La pensée magique

Aux dires de certains, il ne serait pas nécessaire de produire davantage pour nourrir la population mondiale croissante : il ne suffirait que d'arrêter de gaspiller. Terreau fertile pour ceux qui se plaisent à rappeler que, selon la FAO, le tiers des calories destinées à l'alimentation humaine seraient perdues ou gaspillées à l'une ou l'autre des étapes de la chaîne de production des aliments. Le tiers ? Vraiment ?
Aussi sérieux que soit le problème, il est trop souvent abordé à travers des statistiques trompeuses, véhiculées de façon sensationnaliste. De l'aveu même de la FAO, il est excessivement difficile d'obtenir un portrait clair des pertes et du gaspillage alimentaires à l'échelle mondiale. Au-delà du caractère estimatif des données, la méthodologie de calcul laisse perplexe. Additionnant pertes alimentaires (survenant de la production à la transformation) et gaspillage (de la distribution à la consommation), la FAO inclut dans ses calculs des éléments qui s'éloignent fortement de notre conception usuelle du gaspillage. Par exemple, les données incluent les grains qui rejoignent les résidus de culture derrière la batteuse, les animaux morts pendant l'élevage et les portions de carcasses d'animaux déclassées à l'abattoir. On ratisse large, très large.



Bref, les chiffres représentent au mieux de grossières estimations. Peu importe. L'enjeu étant fondamental, attardons-nous aux constats principaux. Dans les économies émergentes, le gros du travail à faire se situe aux premières étapes de la chaîne. Des installations d'entreposage dignes de ce nom sont nécessaires pour éloigner la vermine des stocks de céréales. Pour assurer une gestion adéquate de la chaîne de froid, des infrastructures et des moyens de transport performants sont incontournables. Parions sur des développements substantiels à cet égard, puisque pour assurer la sécurité alimentaire des grandes populations urbaines, le commerce alimentaire s'accroîtra.

Dans les pays industrialisés, le maillon le plus visé est celui de la consommation.
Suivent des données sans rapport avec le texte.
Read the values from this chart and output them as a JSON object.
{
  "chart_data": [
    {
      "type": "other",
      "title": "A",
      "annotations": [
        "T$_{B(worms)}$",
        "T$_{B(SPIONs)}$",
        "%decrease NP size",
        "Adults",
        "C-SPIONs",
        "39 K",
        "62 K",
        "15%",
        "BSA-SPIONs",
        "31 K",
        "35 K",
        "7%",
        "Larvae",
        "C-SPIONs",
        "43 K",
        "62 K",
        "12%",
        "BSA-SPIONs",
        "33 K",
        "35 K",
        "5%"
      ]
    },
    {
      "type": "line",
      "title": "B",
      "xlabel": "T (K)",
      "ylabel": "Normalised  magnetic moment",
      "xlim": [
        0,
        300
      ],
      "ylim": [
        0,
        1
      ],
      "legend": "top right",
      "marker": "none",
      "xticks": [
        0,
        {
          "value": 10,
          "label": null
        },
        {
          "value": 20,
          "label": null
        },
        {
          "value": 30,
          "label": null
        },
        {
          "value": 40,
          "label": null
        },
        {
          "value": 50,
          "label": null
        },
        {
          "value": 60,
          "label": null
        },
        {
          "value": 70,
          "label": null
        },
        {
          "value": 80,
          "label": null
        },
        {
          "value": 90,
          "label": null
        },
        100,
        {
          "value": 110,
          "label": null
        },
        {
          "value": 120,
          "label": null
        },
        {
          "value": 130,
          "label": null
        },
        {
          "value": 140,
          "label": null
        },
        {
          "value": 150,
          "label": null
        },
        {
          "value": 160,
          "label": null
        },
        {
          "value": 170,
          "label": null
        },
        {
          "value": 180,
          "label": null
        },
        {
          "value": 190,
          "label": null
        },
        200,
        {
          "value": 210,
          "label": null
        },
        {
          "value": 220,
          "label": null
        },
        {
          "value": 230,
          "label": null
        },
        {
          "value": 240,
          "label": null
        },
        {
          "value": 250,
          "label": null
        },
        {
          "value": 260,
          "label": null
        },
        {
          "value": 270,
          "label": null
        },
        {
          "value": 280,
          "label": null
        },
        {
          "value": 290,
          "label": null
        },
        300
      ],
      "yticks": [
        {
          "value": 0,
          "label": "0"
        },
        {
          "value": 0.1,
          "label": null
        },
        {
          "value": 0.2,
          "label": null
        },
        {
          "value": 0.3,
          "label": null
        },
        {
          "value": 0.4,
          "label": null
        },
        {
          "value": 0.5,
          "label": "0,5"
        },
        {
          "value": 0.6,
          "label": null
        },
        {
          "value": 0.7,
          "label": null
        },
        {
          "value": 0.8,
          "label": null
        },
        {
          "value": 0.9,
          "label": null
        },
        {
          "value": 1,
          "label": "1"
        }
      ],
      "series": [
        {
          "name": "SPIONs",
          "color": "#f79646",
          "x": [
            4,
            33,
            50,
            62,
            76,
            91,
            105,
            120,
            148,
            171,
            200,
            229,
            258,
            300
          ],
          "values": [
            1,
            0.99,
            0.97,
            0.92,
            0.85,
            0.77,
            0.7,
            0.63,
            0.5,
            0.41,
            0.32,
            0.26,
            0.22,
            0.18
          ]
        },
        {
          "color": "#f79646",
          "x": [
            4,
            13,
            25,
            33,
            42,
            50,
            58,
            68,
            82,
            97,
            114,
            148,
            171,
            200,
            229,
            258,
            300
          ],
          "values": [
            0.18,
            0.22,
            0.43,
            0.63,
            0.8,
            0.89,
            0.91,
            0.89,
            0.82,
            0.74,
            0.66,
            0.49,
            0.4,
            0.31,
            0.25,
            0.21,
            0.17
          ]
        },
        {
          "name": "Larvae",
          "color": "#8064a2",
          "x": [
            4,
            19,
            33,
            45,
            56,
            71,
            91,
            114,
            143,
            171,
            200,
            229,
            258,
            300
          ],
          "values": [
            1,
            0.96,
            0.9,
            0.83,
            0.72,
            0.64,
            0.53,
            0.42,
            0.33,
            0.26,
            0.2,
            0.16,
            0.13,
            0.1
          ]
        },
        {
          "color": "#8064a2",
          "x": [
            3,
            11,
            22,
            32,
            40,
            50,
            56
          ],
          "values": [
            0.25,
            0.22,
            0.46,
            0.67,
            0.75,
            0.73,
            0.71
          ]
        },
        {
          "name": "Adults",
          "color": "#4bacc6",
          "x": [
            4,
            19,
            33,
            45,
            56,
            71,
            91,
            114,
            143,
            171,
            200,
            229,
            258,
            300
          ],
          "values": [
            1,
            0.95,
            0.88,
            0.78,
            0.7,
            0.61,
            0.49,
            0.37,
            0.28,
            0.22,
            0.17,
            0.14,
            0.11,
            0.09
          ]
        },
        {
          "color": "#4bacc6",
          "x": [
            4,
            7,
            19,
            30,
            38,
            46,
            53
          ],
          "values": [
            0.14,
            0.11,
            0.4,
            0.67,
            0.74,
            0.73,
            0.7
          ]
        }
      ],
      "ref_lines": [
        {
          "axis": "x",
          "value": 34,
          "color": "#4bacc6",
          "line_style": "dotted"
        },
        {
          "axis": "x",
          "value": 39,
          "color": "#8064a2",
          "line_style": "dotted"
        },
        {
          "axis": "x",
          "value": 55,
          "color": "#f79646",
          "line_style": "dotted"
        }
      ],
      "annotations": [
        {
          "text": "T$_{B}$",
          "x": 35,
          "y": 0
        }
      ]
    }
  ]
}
Ici ou en Europe, l'ampleur du gaspillage alimentaire symbolise souvent l'égoïsme occidental à l'égard de sociétés dans le besoin. Reconnaissons qu'à des degrés divers nous sommes tous un peu coupables d'avoir gaspillé des aliments. Il ne fait aucun doute que nos comportements sont perfectibles. D'ailleurs, qui ne ressent pas un malaise lors de ces réceptions où les restes de généreux buffets retournent dans les cuisines pour aboutir… on ne sait trop où. Mais gardons aussi en mémoire que des pertes alimentaires surviennent à cause des règles strictes que nous nous sommes données quant à la manipulation des animaux et à la salubrité des aliments. Des règles qui entraînent des déclassements et aboutissent ultimement à des pertes. Ne nous autoflagellons pas pour avoir mis en place des normes rigoureuses qui font que les produits alimentaires se retrouvant sur nos étagères répondent aux standards les plus sévères.

On retiendra que la réduction considérable du gaspillage alimentaire demandera plus que des bonnes intentions. Des investissements gigan­tesques seront nécessaires.